As it turns out, he’s called his father, who is surprised since his son never really talks to him about anything. Moritaka just wanted to make sure that Nobuhiro didn’t kill himself to which his father responded absolutely not; Nobuhiro was the kind of guy who’d persevere through anything and had simply worked himself to death trying to get his last, unfinished project published. Moritaka finally truly acknowledges the story then asks his father if he ever read the famous baseball manga Kyojin no Hoshi / Star of the Giants.
When he responds yes, Moritaka adds by asking his father if he ever heard Ryoma Sakamoto’s famous quote, “If you are a man, even should you die in a ditch during battle, you will die falling forward.”
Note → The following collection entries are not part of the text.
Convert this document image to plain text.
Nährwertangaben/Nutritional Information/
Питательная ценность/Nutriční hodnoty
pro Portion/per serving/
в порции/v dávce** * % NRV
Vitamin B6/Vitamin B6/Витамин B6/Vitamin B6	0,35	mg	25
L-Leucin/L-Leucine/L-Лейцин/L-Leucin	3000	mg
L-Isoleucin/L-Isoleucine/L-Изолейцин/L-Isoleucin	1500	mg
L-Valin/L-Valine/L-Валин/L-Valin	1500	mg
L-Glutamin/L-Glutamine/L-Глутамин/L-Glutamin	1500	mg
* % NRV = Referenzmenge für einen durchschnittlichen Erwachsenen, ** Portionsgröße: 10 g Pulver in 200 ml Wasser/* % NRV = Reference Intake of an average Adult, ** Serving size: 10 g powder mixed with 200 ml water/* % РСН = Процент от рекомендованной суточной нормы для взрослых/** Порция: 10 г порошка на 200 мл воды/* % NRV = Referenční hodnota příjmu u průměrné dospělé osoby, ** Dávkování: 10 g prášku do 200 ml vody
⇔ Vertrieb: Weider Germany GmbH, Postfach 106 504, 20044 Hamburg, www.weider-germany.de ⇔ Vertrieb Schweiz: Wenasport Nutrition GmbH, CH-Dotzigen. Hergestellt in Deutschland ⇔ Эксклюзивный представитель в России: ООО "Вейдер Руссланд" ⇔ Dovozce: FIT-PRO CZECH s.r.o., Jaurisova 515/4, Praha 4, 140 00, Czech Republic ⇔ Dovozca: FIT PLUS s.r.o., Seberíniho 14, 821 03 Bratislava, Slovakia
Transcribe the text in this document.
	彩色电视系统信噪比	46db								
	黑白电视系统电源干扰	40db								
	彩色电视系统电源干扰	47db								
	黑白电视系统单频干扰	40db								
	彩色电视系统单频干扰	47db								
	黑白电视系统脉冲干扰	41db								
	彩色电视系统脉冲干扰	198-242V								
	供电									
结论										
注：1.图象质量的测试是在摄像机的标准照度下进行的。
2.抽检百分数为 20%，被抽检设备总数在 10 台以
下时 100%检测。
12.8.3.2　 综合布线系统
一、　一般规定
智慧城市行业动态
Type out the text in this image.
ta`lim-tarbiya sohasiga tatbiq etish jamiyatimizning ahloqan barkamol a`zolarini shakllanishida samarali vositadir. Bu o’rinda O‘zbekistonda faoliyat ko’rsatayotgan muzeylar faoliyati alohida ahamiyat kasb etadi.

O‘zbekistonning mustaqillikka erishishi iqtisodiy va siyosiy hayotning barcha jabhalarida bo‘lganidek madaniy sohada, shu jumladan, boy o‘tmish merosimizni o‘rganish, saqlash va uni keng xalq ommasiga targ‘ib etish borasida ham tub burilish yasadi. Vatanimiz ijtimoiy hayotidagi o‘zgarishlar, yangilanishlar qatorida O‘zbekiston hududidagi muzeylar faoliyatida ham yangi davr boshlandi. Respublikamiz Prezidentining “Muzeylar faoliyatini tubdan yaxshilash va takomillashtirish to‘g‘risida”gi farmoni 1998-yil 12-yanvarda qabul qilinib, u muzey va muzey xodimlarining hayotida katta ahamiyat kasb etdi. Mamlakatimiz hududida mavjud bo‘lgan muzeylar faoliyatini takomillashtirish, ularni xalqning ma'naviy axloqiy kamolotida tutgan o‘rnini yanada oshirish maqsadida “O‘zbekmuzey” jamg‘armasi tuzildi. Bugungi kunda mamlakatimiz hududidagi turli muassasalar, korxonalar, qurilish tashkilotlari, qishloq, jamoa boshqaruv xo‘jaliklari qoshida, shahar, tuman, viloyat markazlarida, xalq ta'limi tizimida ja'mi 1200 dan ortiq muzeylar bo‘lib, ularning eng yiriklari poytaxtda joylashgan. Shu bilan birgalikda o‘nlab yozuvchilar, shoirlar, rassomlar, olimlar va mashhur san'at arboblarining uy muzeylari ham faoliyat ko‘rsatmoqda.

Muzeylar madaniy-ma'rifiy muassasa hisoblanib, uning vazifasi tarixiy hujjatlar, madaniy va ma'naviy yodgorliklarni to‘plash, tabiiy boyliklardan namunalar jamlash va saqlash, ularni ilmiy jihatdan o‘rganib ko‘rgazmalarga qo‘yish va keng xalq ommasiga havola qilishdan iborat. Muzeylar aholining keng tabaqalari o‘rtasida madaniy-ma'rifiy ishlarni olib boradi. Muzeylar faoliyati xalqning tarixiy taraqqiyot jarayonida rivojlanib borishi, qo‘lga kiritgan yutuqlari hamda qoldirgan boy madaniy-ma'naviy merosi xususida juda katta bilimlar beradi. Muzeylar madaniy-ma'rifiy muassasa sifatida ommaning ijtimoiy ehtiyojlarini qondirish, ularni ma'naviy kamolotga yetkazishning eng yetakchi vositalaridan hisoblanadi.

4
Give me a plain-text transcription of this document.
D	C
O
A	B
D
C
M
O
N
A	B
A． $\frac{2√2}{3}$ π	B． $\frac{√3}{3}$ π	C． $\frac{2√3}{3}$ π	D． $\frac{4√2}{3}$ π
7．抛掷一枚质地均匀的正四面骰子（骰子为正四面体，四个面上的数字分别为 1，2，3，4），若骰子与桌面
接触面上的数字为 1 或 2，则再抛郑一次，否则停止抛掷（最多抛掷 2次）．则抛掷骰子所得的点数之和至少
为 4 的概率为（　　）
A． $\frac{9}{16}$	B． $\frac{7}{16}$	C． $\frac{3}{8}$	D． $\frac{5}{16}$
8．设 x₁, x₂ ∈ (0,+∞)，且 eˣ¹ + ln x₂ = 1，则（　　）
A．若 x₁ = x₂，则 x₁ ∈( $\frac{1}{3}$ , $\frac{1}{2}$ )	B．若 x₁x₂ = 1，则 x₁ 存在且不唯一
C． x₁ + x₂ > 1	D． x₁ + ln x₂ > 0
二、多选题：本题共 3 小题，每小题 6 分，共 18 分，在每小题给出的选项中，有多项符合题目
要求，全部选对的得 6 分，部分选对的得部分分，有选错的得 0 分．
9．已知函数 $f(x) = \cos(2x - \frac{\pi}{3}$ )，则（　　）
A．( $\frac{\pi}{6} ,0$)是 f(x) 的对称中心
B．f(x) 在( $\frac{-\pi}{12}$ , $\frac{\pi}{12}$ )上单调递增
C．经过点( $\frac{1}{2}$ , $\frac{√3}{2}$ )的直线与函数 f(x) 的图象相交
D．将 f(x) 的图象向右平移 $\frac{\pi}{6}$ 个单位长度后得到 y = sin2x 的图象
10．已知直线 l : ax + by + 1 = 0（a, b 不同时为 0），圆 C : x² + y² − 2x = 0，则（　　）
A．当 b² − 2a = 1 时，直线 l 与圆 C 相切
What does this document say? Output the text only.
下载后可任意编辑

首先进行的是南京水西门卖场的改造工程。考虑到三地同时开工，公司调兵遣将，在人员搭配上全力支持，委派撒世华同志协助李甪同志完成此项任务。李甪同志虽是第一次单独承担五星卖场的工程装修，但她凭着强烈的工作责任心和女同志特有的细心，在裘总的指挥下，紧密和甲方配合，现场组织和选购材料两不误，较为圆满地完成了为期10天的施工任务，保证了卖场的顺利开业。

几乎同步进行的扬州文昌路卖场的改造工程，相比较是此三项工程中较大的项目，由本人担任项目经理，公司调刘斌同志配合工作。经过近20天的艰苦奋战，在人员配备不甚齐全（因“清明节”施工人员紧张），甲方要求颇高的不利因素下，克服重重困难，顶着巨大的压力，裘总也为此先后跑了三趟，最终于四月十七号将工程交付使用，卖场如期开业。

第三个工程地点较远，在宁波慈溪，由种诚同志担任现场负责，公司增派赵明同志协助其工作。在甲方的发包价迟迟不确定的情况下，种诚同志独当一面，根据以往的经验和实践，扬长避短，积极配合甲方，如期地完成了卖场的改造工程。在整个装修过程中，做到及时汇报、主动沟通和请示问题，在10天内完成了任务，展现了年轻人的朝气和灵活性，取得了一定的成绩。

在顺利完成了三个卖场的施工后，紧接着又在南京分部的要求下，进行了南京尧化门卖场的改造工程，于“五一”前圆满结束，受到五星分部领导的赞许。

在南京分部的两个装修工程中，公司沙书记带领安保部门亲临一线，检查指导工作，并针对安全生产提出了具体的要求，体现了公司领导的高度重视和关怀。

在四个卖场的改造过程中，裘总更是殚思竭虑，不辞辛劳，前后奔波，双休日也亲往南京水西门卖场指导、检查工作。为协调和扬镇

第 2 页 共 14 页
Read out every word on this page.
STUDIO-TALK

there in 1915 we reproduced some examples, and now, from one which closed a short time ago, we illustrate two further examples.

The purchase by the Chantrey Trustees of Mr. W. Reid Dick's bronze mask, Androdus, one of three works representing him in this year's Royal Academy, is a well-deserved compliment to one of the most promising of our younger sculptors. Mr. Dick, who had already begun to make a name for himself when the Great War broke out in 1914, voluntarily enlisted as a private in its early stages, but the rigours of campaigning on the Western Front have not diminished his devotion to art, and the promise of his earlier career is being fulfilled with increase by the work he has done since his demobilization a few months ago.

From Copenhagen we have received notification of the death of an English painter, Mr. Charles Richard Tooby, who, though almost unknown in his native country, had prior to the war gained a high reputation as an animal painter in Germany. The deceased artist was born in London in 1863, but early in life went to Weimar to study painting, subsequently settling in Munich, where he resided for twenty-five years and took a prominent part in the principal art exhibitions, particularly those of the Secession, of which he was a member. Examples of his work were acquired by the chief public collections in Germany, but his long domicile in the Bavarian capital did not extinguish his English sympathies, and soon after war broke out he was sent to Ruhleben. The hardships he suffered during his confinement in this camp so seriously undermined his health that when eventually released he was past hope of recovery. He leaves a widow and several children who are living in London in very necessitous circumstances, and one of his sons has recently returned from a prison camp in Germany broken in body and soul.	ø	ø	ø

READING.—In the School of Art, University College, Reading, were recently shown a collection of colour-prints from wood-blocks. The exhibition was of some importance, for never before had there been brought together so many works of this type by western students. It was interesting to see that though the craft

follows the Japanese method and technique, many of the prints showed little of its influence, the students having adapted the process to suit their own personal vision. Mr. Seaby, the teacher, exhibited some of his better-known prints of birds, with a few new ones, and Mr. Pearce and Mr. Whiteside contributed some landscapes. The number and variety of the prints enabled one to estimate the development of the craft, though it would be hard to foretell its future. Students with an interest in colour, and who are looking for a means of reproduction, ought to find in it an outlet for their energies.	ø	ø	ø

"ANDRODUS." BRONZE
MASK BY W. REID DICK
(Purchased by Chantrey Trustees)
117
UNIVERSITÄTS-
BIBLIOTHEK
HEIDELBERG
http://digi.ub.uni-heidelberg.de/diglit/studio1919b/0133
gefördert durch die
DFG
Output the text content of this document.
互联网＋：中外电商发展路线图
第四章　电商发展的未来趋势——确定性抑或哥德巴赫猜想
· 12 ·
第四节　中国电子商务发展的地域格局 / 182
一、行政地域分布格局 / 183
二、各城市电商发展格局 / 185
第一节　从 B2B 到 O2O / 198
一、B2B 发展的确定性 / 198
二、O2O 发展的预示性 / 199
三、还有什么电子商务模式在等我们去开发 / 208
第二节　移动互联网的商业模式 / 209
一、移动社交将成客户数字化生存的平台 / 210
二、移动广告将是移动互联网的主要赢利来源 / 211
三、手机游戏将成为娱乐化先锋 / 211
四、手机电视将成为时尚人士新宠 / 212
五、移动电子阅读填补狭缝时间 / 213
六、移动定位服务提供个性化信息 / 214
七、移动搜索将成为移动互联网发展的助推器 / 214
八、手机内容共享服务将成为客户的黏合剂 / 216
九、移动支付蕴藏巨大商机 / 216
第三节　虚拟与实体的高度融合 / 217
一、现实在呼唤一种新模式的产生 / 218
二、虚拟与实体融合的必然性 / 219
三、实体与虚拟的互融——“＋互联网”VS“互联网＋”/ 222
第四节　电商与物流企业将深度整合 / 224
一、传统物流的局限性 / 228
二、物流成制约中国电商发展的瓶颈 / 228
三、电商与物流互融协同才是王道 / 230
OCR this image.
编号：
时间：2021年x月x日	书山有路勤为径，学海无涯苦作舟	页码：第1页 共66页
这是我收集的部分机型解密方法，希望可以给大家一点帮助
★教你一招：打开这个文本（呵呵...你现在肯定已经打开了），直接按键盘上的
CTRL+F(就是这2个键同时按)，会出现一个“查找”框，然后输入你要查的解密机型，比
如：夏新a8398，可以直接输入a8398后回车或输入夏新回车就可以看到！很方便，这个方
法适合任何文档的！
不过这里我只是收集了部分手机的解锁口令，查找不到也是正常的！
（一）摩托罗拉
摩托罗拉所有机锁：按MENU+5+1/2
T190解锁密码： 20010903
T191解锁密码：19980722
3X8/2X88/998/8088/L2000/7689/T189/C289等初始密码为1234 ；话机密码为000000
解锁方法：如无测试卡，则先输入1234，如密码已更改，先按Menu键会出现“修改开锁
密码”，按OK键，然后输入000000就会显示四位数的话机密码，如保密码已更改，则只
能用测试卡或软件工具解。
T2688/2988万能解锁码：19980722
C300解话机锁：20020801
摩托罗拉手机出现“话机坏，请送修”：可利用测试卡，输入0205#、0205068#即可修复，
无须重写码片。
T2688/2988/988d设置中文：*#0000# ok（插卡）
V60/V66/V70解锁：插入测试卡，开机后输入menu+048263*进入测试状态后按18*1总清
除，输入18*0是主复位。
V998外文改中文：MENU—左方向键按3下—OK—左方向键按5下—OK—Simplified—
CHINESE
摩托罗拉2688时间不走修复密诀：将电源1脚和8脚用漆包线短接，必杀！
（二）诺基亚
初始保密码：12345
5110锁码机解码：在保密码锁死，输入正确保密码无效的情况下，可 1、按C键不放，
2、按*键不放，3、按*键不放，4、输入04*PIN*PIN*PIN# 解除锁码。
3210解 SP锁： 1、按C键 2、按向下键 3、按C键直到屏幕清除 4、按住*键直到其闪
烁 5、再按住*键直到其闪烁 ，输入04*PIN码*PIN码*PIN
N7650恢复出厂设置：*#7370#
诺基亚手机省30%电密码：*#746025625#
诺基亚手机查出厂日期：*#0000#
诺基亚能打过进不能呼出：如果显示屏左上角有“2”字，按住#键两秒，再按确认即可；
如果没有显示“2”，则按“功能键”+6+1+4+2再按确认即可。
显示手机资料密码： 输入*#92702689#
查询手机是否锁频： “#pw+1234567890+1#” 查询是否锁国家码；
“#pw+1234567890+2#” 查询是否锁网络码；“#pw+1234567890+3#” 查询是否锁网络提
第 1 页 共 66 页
This somehow strikes a chord within Moritaka’s father, who then correctly guesses his son was a fan of Ashita no Joe, a manga that readers can say was fueled on the same sentiment as Sakamoto’s quote. Moritaka is pleased with the answer and ends the call; now that he’s seen that a love of manga has always been with the men in his family, Moritaka decides to step onto the mangaka’s path wholeheartedly not only for his sake, but for the sake of manga itself, and for Miho.
This was probably the most informative chapter of Bakuman thus far as it gave insight into what it’s like trying to get an editor to notice your work. The term “name” was introduced in last week’s chapter when Moritaka demanded one of Akito and this week showed the readers why it was so important. Now that we know Akito has to do at least some light drawing it’ll be pretty interesting to see how good/bad of an artist he is. Haha, it’ll be fun to see down the road how Akito’s name compares to Moritaka’s final manuscript. Anyway, other than that we were also given a couple of more tidbits into how Nobuhiro operated as a mangaka. Instead of being the sloppy otaku I had him pegged as being in his debut back in the series premiere, he was actually a pretty well organized professional that truly did work himself to death in the end. I was secretly hoping there’d be a little more to that mystery later on, and perhaps there will be (nothing too dramatic I guess, since this looks to be more of a comedy than a full-on drama), but for now Nobuhiro’s secrets are on pace to be revealed all in due time. Heck, maybe Moritaka and Akito’ll eventually find that long-lost project Nobuhiro worked on in his last days or they’ll meet with the girl that he admired from afar. Ugh, so many hypotheticals! Lastly, it was good to see Moritaka opening up a bit to his dad. It was the least he could do since his dad was the one who ultimately responsible for our two heroes even getting into Nobuhiro’s studio.